During my trip to Winnipeg a couple weeks ago, I ventured into the Exchange District, not knowing very much except that it was an area that had been designated a National Historic Site in Canada. So I expected a lot of old buildings that Jason described as “you’ll feel like you’re in Chicago“.
It did feel like at times that I was in Chicago. But I was surprised to find so many buildings featured amazing large-scale sign-painting. It’s an amazing collection that I have yet to see anywhere else, comparable to the Wynwood graffiti murals in Miami.
I don’t know much about sign painting, but I was so enthralled that I did a bit of research when I got back and learned more from reading this article on the historic murals in Winnipeg.
Before digital billboards, ads were painted directly to the bricks of the building’s exterior. Over time, many of the murals have been left to the elements, leaving behind faded “ghost signs”, often for products or companies that no longer exist.
As buildings changed owners, some murals were painted over or modified, like the Pepsi-Cola mural on Notre Dame Avenue and Albert St.

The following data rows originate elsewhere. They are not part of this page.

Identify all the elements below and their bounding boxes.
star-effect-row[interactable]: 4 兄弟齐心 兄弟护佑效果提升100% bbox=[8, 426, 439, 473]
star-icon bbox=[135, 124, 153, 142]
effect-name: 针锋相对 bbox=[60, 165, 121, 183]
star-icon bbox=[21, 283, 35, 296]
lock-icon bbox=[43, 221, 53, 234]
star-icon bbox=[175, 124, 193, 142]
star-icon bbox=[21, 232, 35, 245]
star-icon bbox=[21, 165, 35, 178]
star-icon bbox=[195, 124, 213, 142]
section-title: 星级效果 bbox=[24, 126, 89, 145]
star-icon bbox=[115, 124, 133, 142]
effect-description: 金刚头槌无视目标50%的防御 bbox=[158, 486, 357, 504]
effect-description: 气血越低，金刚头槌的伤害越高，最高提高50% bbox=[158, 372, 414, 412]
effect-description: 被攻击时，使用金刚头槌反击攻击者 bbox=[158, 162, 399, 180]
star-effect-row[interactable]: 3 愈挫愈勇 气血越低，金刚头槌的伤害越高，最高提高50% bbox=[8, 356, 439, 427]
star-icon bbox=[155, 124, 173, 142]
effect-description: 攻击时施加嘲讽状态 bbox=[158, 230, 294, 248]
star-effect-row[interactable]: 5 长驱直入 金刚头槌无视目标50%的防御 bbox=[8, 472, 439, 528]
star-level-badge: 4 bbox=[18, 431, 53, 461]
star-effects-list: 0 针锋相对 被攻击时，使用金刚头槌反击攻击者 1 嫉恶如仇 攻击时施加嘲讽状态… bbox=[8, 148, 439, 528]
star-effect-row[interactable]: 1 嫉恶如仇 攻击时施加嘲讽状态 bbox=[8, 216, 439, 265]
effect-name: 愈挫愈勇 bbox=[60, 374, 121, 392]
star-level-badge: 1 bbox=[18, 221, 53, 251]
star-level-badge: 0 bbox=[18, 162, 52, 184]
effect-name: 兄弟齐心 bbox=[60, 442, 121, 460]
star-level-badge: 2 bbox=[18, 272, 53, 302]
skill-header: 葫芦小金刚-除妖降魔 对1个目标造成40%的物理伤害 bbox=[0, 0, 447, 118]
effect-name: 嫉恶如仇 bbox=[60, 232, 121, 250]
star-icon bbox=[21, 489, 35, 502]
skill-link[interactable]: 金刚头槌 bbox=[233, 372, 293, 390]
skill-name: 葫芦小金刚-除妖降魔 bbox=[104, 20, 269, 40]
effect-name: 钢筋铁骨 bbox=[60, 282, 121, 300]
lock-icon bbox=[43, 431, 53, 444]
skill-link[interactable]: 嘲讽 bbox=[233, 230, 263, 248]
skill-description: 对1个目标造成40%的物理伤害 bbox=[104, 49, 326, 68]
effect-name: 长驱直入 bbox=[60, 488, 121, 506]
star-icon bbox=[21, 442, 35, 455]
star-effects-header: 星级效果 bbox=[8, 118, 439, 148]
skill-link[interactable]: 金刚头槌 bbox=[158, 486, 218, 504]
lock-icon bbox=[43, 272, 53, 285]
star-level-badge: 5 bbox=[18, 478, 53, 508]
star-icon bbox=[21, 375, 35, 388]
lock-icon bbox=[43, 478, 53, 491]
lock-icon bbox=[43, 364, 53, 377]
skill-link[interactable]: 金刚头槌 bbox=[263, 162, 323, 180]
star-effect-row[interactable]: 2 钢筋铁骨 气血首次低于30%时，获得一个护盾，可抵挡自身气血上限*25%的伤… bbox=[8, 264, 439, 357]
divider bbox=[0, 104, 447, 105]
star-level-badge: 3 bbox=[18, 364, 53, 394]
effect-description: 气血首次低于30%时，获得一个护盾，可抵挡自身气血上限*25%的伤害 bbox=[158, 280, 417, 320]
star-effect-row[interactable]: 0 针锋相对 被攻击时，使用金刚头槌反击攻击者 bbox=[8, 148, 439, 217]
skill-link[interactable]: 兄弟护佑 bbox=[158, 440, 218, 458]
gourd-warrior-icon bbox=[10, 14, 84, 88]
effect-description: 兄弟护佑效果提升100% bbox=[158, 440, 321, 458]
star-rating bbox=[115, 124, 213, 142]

My trip reminded me of Sign Painters, co-directed by Faythe Levine and Sam Macon, which tells the story of how the craft of sign painting has faded away, but is now experiencing a renaissance in the United States. Having brought Faythe’s documentary Handmade Nation to Ottawa, Sign Painters is now on my list of must-sees so that I can find out more about process and how the craft has changed over the last century.